Where there is smoke ... there is air pollution

With forest fire and smog season underway, CBC News takes a look at how air pollutants effect the health of those who live in the line of fire.
A cyclist make his way across a bridge into Ottawa as the Parliament Buildings are seen through haze in Ottawa, Canada Monday May 31, 2010. Smoke from forest fires in Northern Quebec covered the region in haze. (Adrian Wyld/Canadian Press)
On Monday, smoke wafting from more than 50 forest fires in Northern Quebec made headlines across the country as cities as far away as Montreal, Ottawa and Detroit were caught in the haze. 

A small amount of rain reduced the number of fires to 41 on Tuesday, with six classified as out of control, the Montreal Gazette reports. 

Adults breathe an average of 15,000 to 20,000 litres of air every day. Most air, indoor and outdoor, contains some pollutants.

Pollution is usually linked to man-made sources, such as industrial pollution and vehicle emissions, but humans aren't the only source of air pollution.

Forest fires also create intense air pollution. Biomass combustions — the burning plant life — give off carbon monoxide, carbon dioxide, methane and particulate matter. Depending on the type of plants being burned, smoke can also contain nitrogen, sulfur and other harmful chemicals.

The effects of smoke from forest fires:

Smoke from forest fires contains many airborne particles, known as particulate matter (PM). Particulate matter is generally divided into two categories: course and fine. Fine particulate matter is smaller than 2.5 micrometres (PM2.5) and is dangerous to inhale because the particles are small enough to travel to the very bottom the lungs.

While most of the Health Canada and Environment Canada guidelines for PM2.5 emissions are focused on industry pollution, an average of one third of all PM2.5 emissions in Canada come from forest fires every year.

Health effects of fine particle inhalation:

  • Irritated eyes, nose and throat.
  • Respiratory problems.
  • Pneumonia.
  • Chronic obstructive pulmonary disease.
  • Heart disease.
  • Stroke.
  • Reduced lifespan.
  • Aggravation of pre-existing conditions (asthma, etc.). 

How to protect yourself:

In order to prevent yourself from being exposed to harmful amounts or air pollutants, the first step is to be informed.

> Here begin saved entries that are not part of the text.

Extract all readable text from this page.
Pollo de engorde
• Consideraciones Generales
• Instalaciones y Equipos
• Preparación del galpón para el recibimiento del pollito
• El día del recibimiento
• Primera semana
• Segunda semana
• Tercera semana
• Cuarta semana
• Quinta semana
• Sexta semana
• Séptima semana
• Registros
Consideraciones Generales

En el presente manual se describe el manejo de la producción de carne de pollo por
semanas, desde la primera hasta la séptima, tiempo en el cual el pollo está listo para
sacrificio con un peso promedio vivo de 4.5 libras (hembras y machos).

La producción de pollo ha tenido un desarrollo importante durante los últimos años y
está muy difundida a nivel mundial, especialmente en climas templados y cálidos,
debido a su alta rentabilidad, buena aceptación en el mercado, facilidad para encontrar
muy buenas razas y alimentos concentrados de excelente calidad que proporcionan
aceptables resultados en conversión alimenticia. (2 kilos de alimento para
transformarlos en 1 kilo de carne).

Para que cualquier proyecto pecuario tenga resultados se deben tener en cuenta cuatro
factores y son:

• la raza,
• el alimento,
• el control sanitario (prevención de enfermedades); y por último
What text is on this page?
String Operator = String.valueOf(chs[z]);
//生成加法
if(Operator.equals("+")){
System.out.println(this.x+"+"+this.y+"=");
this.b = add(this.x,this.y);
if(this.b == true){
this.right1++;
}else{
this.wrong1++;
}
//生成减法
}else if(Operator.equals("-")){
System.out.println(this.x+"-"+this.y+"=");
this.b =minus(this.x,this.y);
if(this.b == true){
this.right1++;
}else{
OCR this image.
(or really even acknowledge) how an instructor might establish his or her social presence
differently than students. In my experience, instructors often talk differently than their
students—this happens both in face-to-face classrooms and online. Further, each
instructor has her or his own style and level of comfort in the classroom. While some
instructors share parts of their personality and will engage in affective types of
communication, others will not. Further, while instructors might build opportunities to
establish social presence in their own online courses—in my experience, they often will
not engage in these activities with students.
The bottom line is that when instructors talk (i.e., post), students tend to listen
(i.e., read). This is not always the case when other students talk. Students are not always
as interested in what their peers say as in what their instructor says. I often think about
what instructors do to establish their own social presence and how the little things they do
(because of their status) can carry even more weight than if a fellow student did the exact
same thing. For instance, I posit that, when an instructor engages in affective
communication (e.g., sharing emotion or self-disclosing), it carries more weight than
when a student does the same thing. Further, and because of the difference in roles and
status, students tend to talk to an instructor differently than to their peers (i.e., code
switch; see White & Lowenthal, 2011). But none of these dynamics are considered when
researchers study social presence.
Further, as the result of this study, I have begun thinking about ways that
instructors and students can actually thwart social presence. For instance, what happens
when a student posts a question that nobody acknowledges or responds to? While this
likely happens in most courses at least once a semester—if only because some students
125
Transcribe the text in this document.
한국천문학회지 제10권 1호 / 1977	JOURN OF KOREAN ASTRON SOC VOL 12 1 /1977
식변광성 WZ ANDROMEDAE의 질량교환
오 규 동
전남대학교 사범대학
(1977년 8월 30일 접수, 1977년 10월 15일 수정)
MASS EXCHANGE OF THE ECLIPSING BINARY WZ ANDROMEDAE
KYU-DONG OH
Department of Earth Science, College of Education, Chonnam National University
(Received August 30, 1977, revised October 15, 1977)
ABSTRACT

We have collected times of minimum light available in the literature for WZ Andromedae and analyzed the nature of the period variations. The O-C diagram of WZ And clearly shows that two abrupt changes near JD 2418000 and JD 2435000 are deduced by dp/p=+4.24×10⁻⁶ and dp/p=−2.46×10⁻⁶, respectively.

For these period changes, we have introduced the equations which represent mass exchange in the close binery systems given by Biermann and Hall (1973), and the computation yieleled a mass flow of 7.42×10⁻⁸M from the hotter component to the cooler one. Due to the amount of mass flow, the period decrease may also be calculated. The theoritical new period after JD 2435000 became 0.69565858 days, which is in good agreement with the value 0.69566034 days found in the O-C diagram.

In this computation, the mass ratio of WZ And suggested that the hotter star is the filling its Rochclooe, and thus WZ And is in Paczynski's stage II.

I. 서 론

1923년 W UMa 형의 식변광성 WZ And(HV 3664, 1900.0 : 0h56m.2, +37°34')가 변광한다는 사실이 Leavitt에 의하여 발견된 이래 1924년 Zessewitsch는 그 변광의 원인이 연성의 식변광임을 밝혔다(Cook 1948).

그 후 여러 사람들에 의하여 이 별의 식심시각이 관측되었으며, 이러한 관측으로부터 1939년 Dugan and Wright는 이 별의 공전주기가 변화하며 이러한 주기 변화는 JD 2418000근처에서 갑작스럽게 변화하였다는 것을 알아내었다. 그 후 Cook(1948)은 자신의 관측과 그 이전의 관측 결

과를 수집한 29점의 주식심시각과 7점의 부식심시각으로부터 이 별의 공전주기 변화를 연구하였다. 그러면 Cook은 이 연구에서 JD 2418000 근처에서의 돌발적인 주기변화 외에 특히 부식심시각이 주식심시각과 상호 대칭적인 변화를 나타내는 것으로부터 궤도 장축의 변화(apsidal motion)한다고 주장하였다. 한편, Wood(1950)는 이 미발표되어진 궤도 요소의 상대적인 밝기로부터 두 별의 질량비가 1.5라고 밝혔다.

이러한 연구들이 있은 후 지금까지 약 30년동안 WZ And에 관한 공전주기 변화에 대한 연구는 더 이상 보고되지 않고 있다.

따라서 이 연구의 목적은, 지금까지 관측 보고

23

Check the Air Quality Health Index (AQHI) for your area. The AQHI is an initiative by Environment Canada that rates air quality in major Canadian cities on a 10-point scale. A rating between one and three is considered zero to low risk, while a rating of eight to 10 is considered very high risk. For example on Monday, the AQHI index for both Montreal and Ottawa was eight and came with a health advisory calling on people to avoid all outdoor activity. By Tuesday, the AQHI measured as three to four with a health advisory suggesting people reduce outdoor activity.

If there is an air quality warning in your area, or you notice yourself being irritated by outdoor air, avoid any strenuous outdoor activity. Exercising in polluted air worsens the effect. The same can be said for exercising in a regularly polluted area, such as running next to a busy roadway during rush hour.

The smog effect

Smog is composed mainly of ground-level ozone. Ozone is three oxygen molecules bound together and at the ground level, is usually created by sunlight reacting with volatile organic matter, nitrous oxides and regular oxygen compounds.

Particulate matter is closely tied with smog because it provides the necessary ingredients for the chemical reaction that makes ozone. 

The health effects from inhaling smog are the same as the effects of breathing smoke, though the thick, chemical haze that often hangs over Canadian cities is more dangerous because of the harmful contaminants it contains.